Goldsworthy Matthew A, Fateen Waleed, Thygesen Helene, Aldersley Mark A, Rowe Ian A, Jones Rebecca L
School of Medicine, University of Leeds, Leeds, UK.
NIHR Digestive Diseases Biomedical Research Unit, Nottingham University Hospitals NHS Trust and The University of Nottingham, Nottingham, UK.
Frontline Gastroenterol. 2017 Jul;8(3):214-219. doi: 10.1136/flgastro-2016-100761. Epub 2017 Jan 19.
For patients to engage with the long-term management of liver cirrhosis, sufficient understanding of their condition is essential. The aim of this study was to assess baseline patient knowledge and to test whether a condition-specific multimedia screencast could improve this.
Service quality improvement study.
A UK tertiary liver centre. Patients were recruited during 12 general hepatology outpatient clinics.
Fifty-two patients with liver cirrhosis were included.
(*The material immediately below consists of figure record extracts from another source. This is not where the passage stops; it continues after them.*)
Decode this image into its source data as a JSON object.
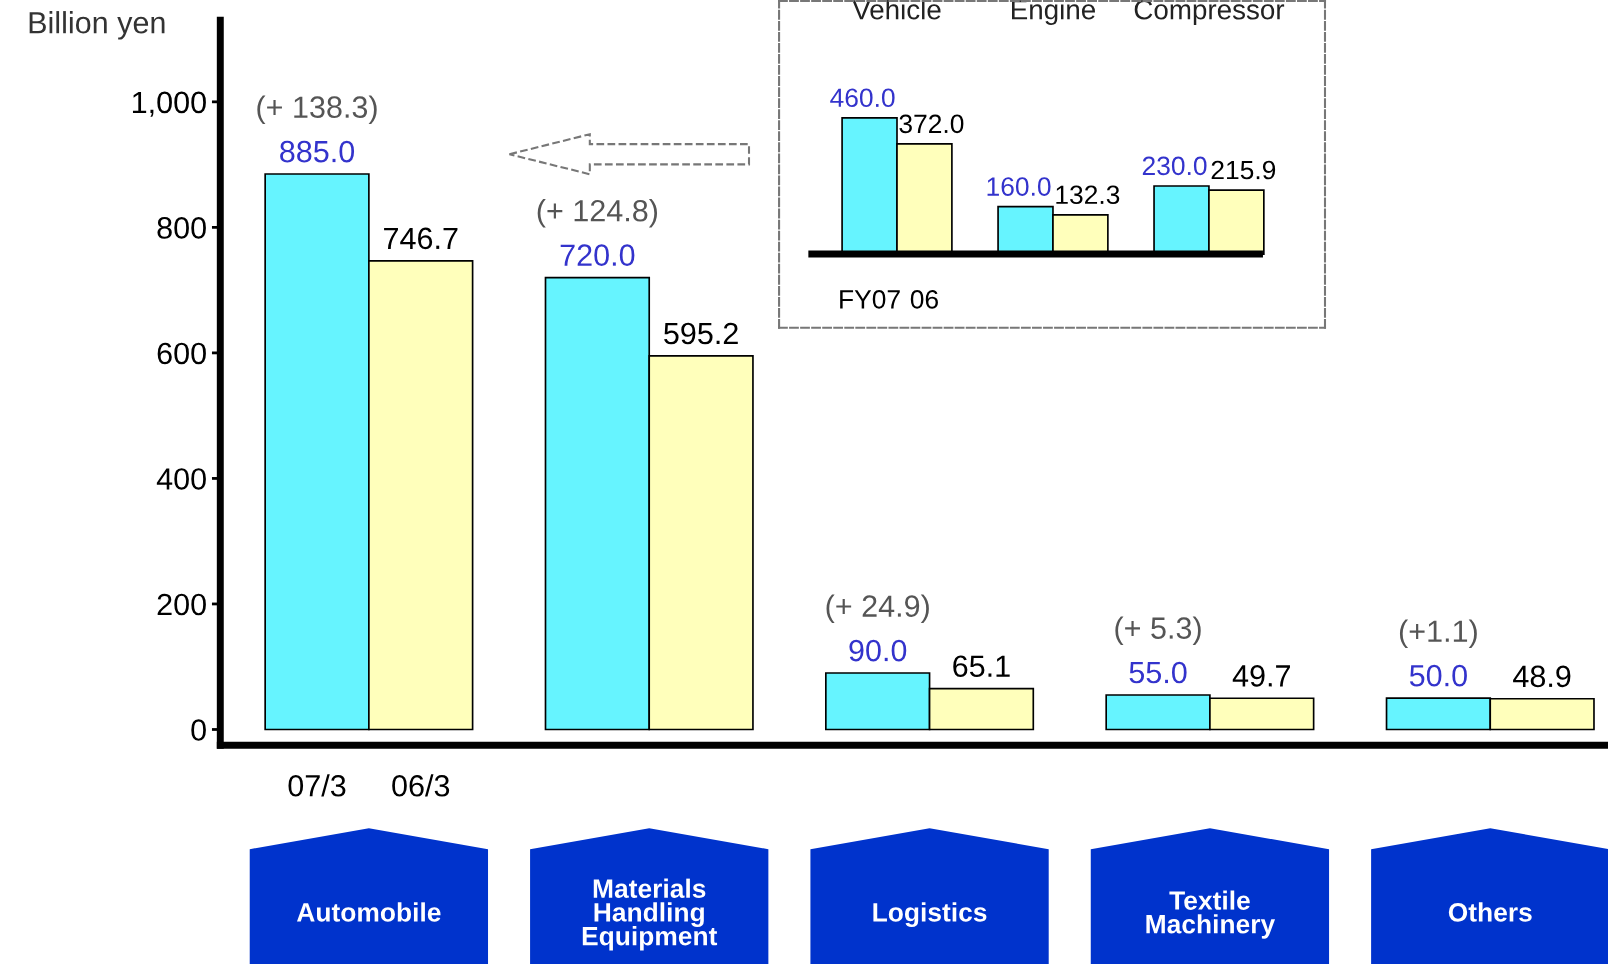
{
  "chart_data": [
    {
      "type": "bar",
      "ylabel": "Billion yen",
      "categories": [
        "Automobile",
        "Materials\nHandling\nEquipment",
        "Logistics",
        "Textile\nMachinery",
        "Others"
      ],
      "series": [
        {
          "name": "07/3",
          "color": "#66f4ff",
          "values": [
            885.0,
            720.0,
            90.0,
            55.0,
            50.0
          ],
          "value_labels": [
            "885.0",
            "720.0",
            "90.0",
            "55.0",
            "50.0"
          ]
        },
        {
          "name": "06/3",
          "color": "#ffffbb",
          "values": [
            746.7,
            595.2,
            65.1,
            49.7,
            48.9
          ],
          "value_labels": [
            "746.7",
            "595.2",
            "65.1",
            "49.7",
            "48.9"
          ]
        }
      ],
      "ylim": [
        -25,
        1130
      ],
      "yticks": [
        0,
        200,
        400,
        600,
        800,
        {
          "value": 1000,
          "label": "1,000"
        }
      ],
      "legend": "bottom left",
      "annotations": [
        {
          "text": "(+ 138.3)",
          "x": "Automobile",
          "y": 885.0
        },
        {
          "text": "(+ 124.8)",
          "x": "Materials\nHandling\nEquipment",
          "y": 720.0
        },
        {
          "text": "(+ 24.9)",
          "x": "Logistics",
          "y": 90.0
        },
        {
          "text": "(+ 5.3)",
          "x": "Textile\nMachinery",
          "y": 55.0
        },
        {
          "text": "(+1.1)",
          "x": "Others",
          "y": 50.0
        }
      ]
    },
    {
      "type": "bar",
      "categories": [
        "Vehicle",
        "Engine",
        "Compressor"
      ],
      "series": [
        {
          "name": "FY07",
          "color": "#66f4ff",
          "values": [
            460.0,
            160.0,
            230.0
          ],
          "value_labels": [
            "460.0",
            "160.0",
            "230.0"
          ]
        },
        {
          "name": "06",
          "color": "#ffffbb",
          "values": [
            372.0,
            132.3,
            215.9
          ],
          "value_labels": [
            "372.0",
            "132.3",
            "215.9"
          ]
        }
      ],
      "ylim": [
        -249,
        855
      ],
      "ref_lines": [
        {
          "axis": "y",
          "value": 0,
          "color": "#000000"
        }
      ],
      "tick_labels": "x",
      "legend": "bottom left"
    }
  ]
}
Sixty-two per cent were male; their median age was 56 years and their median clinic attendance period was 3 years.
Participants completed a baseline questionnaire assessing their knowledge of the management and complications of cirrhosis. They then watched a tailored screencast discussing this condition, which had been developed by expert hepatologists in collaboration with patient representatives. Knowledge was reassessed using a new copy of the original questionnaire after an interval of at least one month.
Patient scores on knowledge questionnaires at baseline and follow-up.
Fifty-two patients achieved a median score of 25.0% before viewing the screencast. Thirty-five patients then completed a follow-up questionnaire after an interval period. The median questionnaire score in this group improved from 25.0% to 66.7%; an increase of 41.7% compared with baseline (p<0.001).
Despite regular review at a specialist clinic, participants had poor baseline knowledge of liver cirrhosis. Delivering information by screencast led to a significant improvement. We therefore present an effective way to empower patients with accurate, up-to-date and retainable information that can easily be translated to many other conditions.
为使患者参与肝硬化的长期管理,充分了解自身病情至关重要。本研究的目的是评估患者的基线知识水平,并测试特定病情的多媒体屏幕录像是否能改善这一情况。
服务质量改进研究。
英国一家三级肝病中心。在12次普通肝病门诊期间招募患者。
纳入52例肝硬化患者。62%为男性;他们的中位年龄为56岁,中位就诊时间为3年。
参与者完成一份基线问卷,评估他们对肝硬化管理和并发症的了解。然后他们观看了一段由肝病专家与患者代表合作制作的、针对该病情的定制屏幕录像。在至少间隔一个月后,使用原始问卷的新副本重新评估知识水平。
基线和随访时患者在知识问卷上的得分。
52例患者在观看屏幕录像前的中位得分为25.0%。35例患者随后在间隔期后完成了一份随访问卷。该组问卷中位得分从25.0%提高到66.7%;与基线相比增加了41.7%(p<0.001)。
尽管在专科诊所定期复诊,但参与者对肝硬化的基线知识水平较差。通过屏幕录像提供信息导致了显著改善。因此,我们提出了一种有效的方法,为患者提供准确、最新且易于记忆的信息,这些信息可轻松应用于许多其他疾病。